Eduard y Charlotte, viven juntos en una casona, fascinados por lo bien que se llevan. Conversan a gusto, se respetan, no se cansan de estar juntos. Hasta que sienten la necesidad de testimoniarlo. Primero es él quien busca exhibir la alegre unión y le propone a su mujer hospedar unos días a un amigo. Ella, sorprendida por este afán de abrir el juego, o por lo menos darlo a conocer, aprovecha para introducir su propio elemento disruptivo e invita a una sobrina que vive tristemente en un internado. No sabe que la tristeza de un tercero puede convertirse en codiciada presa de un ambicioso benefactor. Como escribe Goethe: "Nada más influyente en una situación que la intervención de una tercera persona". Así, Eduard comenzará a desviar su atención hacia Ottilie, la sobrina de su esposa, hallando en esta nueva integrante de la casa -ya que la invitación se convierte rápidamente en estada- el vislumbre de una alianza de suprema delicadeza. La nueva intensidad atenta contra la armonía de aquella pareja primordial, al tiempo que delata lo perentorio de las relaciones que pretenden fijar sus sentimientos como quien cuelga un cuadro para sostener una pared.

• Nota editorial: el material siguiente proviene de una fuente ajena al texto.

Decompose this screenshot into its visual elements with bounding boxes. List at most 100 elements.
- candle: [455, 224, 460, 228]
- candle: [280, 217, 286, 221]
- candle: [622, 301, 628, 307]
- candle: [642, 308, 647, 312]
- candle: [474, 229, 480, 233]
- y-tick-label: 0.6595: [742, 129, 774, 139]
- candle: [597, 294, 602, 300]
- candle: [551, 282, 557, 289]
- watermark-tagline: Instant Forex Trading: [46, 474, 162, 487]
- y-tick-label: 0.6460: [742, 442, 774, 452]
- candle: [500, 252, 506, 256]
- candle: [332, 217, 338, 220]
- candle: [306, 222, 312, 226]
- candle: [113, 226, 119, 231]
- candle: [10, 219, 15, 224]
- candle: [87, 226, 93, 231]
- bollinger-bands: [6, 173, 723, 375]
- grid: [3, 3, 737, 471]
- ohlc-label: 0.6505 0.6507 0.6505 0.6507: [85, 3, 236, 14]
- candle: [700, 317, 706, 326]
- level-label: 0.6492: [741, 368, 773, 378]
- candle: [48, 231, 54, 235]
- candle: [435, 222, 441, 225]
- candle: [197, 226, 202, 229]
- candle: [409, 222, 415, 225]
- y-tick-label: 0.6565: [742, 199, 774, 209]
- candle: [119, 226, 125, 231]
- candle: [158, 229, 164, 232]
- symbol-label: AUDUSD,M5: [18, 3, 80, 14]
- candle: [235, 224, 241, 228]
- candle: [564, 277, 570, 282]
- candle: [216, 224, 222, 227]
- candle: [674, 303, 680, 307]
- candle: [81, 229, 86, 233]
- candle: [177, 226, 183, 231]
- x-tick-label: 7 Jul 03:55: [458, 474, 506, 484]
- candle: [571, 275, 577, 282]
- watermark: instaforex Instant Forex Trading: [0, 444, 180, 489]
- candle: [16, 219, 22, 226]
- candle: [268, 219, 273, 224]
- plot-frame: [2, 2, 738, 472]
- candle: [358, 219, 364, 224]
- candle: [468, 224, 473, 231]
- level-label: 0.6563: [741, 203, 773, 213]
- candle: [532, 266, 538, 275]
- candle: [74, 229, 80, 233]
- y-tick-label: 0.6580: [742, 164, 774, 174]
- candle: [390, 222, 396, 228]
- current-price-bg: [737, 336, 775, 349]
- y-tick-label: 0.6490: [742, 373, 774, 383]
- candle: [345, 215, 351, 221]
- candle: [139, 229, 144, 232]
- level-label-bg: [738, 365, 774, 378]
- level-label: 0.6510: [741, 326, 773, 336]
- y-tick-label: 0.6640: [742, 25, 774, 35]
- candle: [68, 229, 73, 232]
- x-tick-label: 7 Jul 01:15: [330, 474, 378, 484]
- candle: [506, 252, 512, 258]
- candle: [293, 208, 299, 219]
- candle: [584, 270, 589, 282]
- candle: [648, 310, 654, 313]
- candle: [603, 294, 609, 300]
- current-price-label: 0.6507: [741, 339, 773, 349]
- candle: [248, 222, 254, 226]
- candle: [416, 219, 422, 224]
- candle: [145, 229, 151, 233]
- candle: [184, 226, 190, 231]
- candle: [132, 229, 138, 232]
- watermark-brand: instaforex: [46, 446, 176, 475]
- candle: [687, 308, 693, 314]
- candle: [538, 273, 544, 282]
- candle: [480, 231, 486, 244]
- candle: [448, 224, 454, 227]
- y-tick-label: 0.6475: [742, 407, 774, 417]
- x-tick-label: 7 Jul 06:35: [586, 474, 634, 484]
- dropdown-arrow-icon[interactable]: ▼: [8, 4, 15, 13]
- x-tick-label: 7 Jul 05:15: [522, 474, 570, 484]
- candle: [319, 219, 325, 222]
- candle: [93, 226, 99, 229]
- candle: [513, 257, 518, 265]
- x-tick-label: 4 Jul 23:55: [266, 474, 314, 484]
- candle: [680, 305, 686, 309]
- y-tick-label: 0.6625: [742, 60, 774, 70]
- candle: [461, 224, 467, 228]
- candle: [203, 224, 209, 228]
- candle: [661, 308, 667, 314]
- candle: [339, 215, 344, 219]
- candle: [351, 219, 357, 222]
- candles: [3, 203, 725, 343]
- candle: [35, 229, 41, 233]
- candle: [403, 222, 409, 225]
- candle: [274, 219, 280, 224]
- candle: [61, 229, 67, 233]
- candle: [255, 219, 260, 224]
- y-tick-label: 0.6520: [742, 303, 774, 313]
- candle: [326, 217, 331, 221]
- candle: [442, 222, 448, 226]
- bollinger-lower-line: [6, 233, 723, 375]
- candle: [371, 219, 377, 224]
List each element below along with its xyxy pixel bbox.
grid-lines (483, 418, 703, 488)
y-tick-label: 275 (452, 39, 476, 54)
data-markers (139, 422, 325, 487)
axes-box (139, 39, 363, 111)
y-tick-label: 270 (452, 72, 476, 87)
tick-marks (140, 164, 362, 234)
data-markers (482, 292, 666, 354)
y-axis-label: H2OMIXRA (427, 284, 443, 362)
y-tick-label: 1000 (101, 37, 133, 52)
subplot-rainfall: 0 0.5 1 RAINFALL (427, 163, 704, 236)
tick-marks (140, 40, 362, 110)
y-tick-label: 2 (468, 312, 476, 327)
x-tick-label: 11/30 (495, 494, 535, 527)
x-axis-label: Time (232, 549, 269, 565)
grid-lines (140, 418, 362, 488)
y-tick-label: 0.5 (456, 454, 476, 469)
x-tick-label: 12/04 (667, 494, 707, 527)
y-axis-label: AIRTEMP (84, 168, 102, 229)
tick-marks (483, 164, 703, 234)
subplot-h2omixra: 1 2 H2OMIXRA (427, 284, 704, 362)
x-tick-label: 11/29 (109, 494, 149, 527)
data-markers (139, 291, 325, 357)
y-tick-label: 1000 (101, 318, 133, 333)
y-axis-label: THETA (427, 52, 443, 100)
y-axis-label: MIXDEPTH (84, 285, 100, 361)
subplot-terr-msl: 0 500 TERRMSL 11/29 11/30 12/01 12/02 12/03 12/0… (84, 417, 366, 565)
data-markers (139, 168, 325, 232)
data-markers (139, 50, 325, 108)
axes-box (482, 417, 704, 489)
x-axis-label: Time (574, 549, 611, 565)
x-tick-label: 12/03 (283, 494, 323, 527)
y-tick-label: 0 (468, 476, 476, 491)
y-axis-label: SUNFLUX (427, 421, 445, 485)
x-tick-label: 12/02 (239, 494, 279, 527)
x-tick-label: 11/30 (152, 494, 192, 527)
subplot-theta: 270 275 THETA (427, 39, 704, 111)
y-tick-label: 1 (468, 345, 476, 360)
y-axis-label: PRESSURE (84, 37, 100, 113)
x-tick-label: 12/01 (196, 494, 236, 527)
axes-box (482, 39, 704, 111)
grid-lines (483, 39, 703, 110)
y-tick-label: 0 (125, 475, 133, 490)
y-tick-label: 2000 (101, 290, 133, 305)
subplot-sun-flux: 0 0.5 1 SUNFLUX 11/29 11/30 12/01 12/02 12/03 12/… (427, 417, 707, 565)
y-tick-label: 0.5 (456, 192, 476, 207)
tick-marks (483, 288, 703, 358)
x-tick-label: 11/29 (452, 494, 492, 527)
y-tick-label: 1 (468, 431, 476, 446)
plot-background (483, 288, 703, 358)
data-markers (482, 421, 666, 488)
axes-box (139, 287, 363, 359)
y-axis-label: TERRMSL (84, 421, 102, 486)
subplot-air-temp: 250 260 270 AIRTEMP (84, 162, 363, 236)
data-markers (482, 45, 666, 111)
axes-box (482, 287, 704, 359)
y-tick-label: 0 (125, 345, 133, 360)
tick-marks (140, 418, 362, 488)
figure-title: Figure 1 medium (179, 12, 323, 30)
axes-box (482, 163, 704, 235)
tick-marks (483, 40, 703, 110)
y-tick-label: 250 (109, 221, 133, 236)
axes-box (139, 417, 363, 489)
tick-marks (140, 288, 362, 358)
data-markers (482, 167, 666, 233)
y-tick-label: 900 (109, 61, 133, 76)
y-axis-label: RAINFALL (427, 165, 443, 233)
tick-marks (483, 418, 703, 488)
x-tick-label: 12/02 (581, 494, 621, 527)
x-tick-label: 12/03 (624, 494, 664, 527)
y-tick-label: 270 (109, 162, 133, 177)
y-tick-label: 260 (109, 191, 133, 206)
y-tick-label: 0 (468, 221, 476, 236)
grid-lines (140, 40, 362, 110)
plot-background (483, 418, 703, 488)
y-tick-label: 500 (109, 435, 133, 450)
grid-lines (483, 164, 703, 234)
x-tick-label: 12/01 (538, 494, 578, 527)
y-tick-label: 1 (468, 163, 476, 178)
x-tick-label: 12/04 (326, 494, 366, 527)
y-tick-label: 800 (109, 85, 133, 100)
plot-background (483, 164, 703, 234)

Ya en las primeras páginas se enciende la mecha del devenir, en una maravillosa conversación que sostienen tres personajes acerca del fenómeno de las "afinidades" en los procesos químicos. La idea de la elección o de lo que se impone -tan fundamental en el romanticismo alemán- aparece bajo la forma de sustancias que se atraen o repelan, según el proceso que las involucra. La diferencia entre elección y necesidad de la naturaleza está vinculada a los químicos llamados "artífices de separaciones". Otra frase sagaz se cuela en la charla científico-filosófica: "Las relaciones comienzan a ser interesantes cuando provocan separaciones". Trasladado a las formas elementales, la novela ofrece el ejemplo de la piedra caliza, íntimamente ligada a un ácido débil que se conoce en forma de gas. Al introducir un fragmento de esta piedra, o sea cal, en ácido sulfúrico diluido, primero éste ataca la cal, pero aparece luego unido a ella en forma de yeso, mientras que el ácido débil y gaseoso desaparece. El amigo invitado comenta: "Aquí se ha producido una separación, ha surgido una nueva combinación, y uno se siente autorizado incluso a utilizar el término de «afinidad electiva», puesto que realmente parece como si se prefiriera una relación a otra o existiese una elección preferencial". Charlotte, anticipa la pérdida: "Qué pena me da el pobre ácido gaseoso que tiene que volver a seguir vagando por el infinito?".
Una obra maestra publicada en 1809, reeditada recientemente, tan en vigor como la ley del deseo.